C. Senat (Haute-Garonne)
Agriculture nourricière
Les conflits d’usage des surfaces agricoles apparaissent de plus en plus entre production alimentaire et production de carburant, d’une part, et entre agriculture destinée à l’alimentation directe des humains […] et agriculture destinée aux animaux d’élevage […], d’autre part. Je ne développe pas la problématique des agrocarburants, que chacun connaît désormais.
Quant à l’élevage, sachant que l’obtention d’une calorie animale nécessite en moyenne la récolte de 7 calories végétales pour nourrir l’intermédiaire qu’est l’animal, on comprend le gaspillage qu’occasionne une alimentation constituée de produits animaux par rapport à une alimentation à base de produits végétaux.
Hubert Reeves, dans ses Chroniques du ciel et de la vie, rappelait que « si toute la population humaine mangeait la même proportion de viande que les habitants des pays riches, [on] ne pourrait nourrir que le tiers des habitants de la planète. Si, au contraire, toute l’énergie captée par les plantes était absorbée directement (céréales, légumineuses, légumes, fruits), on pourrait nourrir trois fois plus de monde qu’actuellement ». Sans qu’en souffre notre équilibre alimentaire.
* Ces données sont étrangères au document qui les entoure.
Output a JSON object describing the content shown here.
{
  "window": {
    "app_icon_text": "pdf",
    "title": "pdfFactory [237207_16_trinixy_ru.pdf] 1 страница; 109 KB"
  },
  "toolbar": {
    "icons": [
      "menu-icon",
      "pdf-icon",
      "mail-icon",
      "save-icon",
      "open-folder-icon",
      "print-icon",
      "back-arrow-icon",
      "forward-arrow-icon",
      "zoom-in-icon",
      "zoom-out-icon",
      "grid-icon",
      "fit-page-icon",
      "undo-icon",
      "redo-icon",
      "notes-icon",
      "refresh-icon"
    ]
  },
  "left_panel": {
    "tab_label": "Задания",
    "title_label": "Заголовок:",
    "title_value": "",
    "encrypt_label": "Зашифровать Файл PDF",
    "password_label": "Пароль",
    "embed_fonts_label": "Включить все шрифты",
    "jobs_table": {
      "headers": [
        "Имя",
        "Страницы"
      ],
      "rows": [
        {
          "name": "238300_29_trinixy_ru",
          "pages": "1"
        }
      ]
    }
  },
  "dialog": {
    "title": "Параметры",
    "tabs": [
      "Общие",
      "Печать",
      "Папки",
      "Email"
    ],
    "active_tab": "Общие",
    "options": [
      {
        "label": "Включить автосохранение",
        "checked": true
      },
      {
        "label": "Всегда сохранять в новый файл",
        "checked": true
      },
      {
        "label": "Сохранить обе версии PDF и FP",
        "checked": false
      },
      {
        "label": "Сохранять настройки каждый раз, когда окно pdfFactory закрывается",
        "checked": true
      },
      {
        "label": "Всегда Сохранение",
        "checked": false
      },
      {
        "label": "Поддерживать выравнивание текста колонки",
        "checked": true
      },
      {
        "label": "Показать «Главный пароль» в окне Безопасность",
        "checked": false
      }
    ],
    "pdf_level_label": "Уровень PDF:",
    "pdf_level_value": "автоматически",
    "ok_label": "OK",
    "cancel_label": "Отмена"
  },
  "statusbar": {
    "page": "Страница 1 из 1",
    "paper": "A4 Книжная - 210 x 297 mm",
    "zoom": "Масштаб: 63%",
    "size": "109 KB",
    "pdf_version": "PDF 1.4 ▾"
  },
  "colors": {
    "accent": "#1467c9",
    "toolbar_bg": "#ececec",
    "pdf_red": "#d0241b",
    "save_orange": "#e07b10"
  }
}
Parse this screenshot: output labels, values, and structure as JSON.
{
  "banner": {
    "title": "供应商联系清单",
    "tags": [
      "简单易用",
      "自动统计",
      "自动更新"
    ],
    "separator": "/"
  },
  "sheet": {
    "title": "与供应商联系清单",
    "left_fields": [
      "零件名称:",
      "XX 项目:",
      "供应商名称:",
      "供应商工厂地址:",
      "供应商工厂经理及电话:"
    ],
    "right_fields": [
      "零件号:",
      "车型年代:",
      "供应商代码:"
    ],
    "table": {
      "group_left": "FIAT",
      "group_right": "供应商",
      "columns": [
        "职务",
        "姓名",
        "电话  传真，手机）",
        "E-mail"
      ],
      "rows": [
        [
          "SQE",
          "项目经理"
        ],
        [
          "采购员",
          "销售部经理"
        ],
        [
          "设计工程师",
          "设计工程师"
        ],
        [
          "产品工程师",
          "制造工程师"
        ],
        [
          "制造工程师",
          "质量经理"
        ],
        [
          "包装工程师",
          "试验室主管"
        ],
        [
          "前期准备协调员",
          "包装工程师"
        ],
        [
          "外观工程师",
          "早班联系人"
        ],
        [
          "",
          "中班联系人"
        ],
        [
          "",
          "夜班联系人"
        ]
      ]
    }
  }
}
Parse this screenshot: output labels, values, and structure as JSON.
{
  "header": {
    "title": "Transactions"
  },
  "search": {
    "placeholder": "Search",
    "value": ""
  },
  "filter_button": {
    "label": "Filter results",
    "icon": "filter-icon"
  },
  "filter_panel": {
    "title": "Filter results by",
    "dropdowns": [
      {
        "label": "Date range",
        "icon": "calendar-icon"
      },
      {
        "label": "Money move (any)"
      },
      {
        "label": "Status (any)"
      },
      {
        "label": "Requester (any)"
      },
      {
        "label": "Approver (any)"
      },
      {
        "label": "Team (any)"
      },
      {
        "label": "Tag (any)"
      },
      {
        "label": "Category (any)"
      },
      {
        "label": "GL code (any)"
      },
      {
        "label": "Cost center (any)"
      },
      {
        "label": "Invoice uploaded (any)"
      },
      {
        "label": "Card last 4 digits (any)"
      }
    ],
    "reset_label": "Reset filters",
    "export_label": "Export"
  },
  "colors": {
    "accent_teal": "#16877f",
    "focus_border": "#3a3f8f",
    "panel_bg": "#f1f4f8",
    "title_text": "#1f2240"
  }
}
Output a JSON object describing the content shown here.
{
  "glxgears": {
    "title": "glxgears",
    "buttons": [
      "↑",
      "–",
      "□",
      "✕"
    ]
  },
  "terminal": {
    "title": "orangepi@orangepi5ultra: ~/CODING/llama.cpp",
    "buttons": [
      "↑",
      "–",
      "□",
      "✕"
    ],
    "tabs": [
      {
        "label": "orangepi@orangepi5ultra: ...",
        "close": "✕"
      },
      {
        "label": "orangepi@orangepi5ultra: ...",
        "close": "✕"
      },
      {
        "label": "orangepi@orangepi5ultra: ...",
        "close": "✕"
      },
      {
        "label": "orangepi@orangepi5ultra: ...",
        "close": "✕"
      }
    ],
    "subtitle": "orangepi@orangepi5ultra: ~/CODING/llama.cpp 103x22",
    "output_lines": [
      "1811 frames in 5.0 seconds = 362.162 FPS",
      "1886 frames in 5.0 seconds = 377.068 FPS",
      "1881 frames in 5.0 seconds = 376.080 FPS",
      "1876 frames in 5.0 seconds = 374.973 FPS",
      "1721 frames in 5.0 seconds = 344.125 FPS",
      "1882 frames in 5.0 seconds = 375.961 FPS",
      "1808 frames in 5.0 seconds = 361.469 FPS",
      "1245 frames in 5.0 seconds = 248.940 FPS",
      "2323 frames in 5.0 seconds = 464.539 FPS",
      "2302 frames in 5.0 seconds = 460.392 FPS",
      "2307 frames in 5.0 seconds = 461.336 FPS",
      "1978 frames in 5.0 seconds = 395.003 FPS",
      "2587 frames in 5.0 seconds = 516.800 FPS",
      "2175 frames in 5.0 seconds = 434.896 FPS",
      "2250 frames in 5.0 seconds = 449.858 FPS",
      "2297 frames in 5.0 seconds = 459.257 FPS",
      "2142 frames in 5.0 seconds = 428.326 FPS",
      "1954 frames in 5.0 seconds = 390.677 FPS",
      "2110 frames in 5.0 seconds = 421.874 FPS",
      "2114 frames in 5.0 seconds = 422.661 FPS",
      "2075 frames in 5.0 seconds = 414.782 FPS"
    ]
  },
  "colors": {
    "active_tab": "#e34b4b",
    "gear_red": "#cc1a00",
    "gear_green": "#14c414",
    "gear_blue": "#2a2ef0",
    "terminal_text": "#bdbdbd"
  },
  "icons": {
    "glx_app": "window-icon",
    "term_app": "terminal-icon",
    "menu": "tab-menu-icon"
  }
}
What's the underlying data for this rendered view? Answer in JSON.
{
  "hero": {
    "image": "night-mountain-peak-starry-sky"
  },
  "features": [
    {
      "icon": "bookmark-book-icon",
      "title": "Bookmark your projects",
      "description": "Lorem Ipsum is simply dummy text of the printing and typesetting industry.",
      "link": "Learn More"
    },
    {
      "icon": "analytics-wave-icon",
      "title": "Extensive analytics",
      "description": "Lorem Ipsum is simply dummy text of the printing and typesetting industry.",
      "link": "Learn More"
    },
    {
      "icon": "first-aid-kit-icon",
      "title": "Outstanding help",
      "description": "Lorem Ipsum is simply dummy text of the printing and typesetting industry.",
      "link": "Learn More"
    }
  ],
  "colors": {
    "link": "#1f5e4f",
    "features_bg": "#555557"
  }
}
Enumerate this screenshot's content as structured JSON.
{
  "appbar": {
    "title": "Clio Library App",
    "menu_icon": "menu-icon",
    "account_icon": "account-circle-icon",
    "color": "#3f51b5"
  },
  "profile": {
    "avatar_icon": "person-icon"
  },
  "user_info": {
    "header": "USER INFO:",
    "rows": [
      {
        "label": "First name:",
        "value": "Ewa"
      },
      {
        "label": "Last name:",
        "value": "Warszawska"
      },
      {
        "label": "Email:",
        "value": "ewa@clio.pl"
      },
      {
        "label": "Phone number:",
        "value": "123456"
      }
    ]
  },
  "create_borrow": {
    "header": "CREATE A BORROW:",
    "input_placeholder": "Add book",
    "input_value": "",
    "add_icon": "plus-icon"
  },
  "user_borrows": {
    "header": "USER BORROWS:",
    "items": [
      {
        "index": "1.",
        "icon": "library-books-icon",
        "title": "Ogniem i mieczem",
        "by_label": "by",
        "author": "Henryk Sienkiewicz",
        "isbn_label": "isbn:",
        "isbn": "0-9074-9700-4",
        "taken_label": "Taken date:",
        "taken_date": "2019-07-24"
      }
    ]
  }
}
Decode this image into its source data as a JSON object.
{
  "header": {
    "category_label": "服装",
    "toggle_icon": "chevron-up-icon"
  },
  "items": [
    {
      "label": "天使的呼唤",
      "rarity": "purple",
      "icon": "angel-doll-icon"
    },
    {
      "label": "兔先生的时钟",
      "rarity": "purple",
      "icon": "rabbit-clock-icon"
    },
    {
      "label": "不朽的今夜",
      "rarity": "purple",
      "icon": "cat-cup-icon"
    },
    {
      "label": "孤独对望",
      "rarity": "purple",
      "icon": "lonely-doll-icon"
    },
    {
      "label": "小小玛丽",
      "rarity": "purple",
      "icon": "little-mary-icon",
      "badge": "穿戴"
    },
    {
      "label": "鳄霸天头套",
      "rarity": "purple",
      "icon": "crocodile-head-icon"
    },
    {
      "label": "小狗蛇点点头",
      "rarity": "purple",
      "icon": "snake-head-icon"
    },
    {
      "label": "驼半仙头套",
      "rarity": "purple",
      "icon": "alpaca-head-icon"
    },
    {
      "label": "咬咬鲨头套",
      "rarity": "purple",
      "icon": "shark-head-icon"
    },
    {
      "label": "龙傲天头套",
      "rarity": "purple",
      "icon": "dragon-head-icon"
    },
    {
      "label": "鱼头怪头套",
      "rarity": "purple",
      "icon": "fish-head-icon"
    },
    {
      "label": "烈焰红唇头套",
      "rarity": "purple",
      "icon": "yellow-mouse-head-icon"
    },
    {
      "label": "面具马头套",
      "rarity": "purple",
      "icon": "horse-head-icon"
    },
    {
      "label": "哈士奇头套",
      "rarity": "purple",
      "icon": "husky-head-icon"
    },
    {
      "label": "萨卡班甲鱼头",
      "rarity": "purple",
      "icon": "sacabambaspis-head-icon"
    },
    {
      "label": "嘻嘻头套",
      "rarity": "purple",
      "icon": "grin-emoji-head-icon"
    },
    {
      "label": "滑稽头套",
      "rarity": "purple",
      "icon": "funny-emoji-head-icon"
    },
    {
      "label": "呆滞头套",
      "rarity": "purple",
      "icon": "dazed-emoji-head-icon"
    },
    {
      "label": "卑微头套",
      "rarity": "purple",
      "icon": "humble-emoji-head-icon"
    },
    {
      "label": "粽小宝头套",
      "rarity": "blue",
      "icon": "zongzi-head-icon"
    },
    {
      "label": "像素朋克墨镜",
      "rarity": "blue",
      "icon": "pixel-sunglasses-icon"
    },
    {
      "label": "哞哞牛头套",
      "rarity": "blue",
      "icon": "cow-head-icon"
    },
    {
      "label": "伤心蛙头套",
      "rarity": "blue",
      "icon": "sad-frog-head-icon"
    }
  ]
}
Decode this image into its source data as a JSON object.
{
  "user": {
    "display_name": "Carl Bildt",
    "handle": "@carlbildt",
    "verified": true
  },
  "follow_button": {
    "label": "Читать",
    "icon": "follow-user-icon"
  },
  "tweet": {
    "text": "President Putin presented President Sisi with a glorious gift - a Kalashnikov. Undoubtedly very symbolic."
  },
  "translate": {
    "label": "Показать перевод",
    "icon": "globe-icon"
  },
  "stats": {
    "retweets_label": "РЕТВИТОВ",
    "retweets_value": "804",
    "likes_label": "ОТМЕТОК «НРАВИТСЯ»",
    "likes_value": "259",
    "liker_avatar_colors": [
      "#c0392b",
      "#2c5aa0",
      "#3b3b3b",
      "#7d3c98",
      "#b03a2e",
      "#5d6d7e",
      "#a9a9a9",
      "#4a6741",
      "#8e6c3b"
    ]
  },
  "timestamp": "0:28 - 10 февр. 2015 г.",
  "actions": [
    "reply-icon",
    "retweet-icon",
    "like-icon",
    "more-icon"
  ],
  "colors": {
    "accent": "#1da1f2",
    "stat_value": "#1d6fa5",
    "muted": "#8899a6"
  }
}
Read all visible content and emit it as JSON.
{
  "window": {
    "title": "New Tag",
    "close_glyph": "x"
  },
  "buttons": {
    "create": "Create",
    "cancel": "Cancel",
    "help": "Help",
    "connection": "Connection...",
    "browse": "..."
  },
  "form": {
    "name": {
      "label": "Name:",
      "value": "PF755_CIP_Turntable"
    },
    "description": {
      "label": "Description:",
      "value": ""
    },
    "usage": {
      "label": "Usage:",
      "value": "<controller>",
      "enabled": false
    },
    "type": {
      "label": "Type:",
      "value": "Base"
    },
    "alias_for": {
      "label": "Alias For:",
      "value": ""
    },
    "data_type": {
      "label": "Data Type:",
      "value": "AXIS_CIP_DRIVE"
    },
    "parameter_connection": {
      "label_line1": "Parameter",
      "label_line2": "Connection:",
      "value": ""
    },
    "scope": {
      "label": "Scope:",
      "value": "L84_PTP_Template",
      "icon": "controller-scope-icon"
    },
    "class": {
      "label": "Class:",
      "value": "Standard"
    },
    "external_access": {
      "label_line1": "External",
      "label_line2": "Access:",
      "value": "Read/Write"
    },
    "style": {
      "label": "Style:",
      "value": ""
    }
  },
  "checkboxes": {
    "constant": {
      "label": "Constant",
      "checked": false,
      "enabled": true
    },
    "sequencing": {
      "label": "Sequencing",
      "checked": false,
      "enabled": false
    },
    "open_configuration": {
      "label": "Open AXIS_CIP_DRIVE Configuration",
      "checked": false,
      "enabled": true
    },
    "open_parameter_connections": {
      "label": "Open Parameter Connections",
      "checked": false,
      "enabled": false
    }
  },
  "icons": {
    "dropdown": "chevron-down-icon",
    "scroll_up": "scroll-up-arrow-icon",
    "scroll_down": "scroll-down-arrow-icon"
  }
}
L’Association néerlandaise pour le véganisme [végétalisme qui exclut l’utilisation de tous les produits animaux, ndlr] indique que pour produire la même quantité d’énergie alimentaire, le menu non végétarien a consommé 33 900 kilocalories (kcal) d’énergie fossile pour sa production, quand le menu végétarien a nécessité 18 900 kcal et le menu végétalien 9 900 kcal. Et, selon l’association Action consommation (bulletin du 9 janvier 2006), la production d’un kg de protéine animale dégage 50 à 100 fois plus de gaz à effet de serre (GES) que celle d’un kg de protéine végétale.
À travers le monde, la production d’agrocarburants et d’aliments issus d’animaux entraînent en particulier déforestation et monocultures polluantes (souvent génétiquement modifiées). […]
L’accroissement de la population mondiale, la hausse de la consommation de produits animaux et le développement de la production d’agrocarburants – sources d’accroissement des rejets de GES – auront de très graves effets sur les équilibres planétaires : écologiques, climatiques et sociaux. Avec pour conséquence une réduction des quantités de végétaux récoltés. Les tensions actuelles sur les prix des denrées alimentaires n’en sont que les prémices.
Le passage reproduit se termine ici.